Use the following options to configure batching and flushing behavior for the Prometheus sink.

Option Required Type Description
max_events No Integer The maximum number of events to accumulate before flushing to Prometheus. Default is 1000.
max_request_size No String The maximum size of the request payload before flushing. Default is 1mb.
flush_interval No Duration The maximum amount of time to wait before flushing events. Default is 10s.

AWS configuration

When an aws block is present, requests are automatically signed with Signature Version 4. An https:// URL is required. The AWS configuration supports the following options.

Option Required Type Description
region No String The AWS Region to use for credentials. Defaults to standard SDK behavior to determine the region.
sts_role_arn No String The STS role to assume for requests to AWS. Defaults to null, which uses standard SDK credential behavior.
sts_header_overrides No Map A map of header overrides to make when assuming the IAM role.
sts_external_id No String An optional external ID to use when assuming the IAM role.
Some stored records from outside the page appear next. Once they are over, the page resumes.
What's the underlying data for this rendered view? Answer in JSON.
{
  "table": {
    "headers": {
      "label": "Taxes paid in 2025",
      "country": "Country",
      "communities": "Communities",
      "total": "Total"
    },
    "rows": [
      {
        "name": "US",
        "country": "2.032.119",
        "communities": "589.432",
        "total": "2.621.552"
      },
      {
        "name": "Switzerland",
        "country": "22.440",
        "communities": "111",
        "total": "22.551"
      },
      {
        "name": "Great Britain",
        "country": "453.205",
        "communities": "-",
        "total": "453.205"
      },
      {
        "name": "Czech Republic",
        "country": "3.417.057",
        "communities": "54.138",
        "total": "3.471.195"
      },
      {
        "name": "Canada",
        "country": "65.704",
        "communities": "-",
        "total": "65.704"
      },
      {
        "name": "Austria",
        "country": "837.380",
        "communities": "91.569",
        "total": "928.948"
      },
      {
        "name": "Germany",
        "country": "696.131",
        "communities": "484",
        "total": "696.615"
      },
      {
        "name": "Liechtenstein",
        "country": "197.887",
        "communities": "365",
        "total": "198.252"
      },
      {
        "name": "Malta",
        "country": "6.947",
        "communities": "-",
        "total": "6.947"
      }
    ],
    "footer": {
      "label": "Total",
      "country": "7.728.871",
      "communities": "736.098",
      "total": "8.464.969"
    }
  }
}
Authentication configuration

The authentication block supports HTTP Basic authentication. It cannot be used together with aws (Signature Version 4 signing). The authentication configuration supports the following options.

Option Required Type Description
http_basic.username Yes String The username for HTTP Basic authentication.
http_basic.password Yes String The password for HTTP Basic authentication.